To investigate the effects of caffeine in his audiobook, he decided to quit it for three months.
In the beginning, he explained that he lost his confidence, he felt “out of tune with the remainder of civilization”, less centered. He couldn’t focus, and the entire book ” seemed like a really stupid idea”.
Yet, the withdrawal symptoms subsided after a few days.
“After a pair of days, I used to be sleeping like a teen once more. It was the one upside I might see, and it was an enormous one. It was fantastic to have these deep, dream-filled sleeps.”
Throughout those three months, he replaced espresso with herbs from his backyard, especially lots of chamomile and peppermint.
He found out that caffeine takes “ its toll on Gradual Wave Sleep, this important temporary interval of deep sleep that we have to reset our brains for the subsequent day and to resynchronize all the things.”
He said that one always has a greater day after having a very good evening’s sleep.
Mr. Pollan adds that sleep has many pals, like a quiet, cold bedroom, and the absence of stress and screens, but “sadly, they’re simply not current or out there nowadays to most of us.”
When it comes to the effects of wine and any other alcohol, he explained:
“A small quantity of wine isn’t an issue, but when I’ve greater than two glasses, I’m extra prone to get up and fewer prone to get up [in the morning] feeling sharp. If caffeine messes with Gradual Wave Sleep, alcohol appears to mess with our REM sleep, once we do essentially the most dreaming.”

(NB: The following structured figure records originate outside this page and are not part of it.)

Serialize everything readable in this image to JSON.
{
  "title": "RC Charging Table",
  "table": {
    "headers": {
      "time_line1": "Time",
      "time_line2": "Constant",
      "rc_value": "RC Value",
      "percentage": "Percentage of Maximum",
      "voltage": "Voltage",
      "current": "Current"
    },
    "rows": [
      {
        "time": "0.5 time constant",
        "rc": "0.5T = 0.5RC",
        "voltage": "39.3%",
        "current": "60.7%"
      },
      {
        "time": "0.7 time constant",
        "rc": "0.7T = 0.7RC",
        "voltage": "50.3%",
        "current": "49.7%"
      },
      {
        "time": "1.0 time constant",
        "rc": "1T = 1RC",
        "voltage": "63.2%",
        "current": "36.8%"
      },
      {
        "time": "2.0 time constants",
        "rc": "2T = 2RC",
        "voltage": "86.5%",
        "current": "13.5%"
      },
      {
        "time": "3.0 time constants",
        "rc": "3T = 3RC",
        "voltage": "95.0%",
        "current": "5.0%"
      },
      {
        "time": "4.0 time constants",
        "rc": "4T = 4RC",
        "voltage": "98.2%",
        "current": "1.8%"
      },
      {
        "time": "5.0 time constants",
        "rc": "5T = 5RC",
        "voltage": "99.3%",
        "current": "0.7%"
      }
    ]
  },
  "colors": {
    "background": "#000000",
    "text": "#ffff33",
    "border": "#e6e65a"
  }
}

When it comes to the importance of caffeine, he believes that we are addicted to the entire ritual of the morning coffee, the odor, the ceremonies we have round espresso.
Yet, he doesn’t say that you need to ditch caffeine for life. After the end of his research, he returned to his daily caffeine fix.
When he had his first dose of caffeine after three months, he “was fairly psychedelic”. He felt “a radical shift in consciousness”, euphoria, and a surge of well-being.
He now gets his dose of caffeine via espresso, inexperienced tea, and chocolate, adding that his “splendid pairing now is perhaps espresso with a small sq. of darkish chocolate.”
He concludes:
“I think the word ‘addiction’ has a lot of moral baggage attached to it. As [Johns Hopkins researcher] Roland Griffiths told me, if you have a steady supply of something, you can afford it and it’s not interfering with your life, there’s nothing wrong with being addicted.”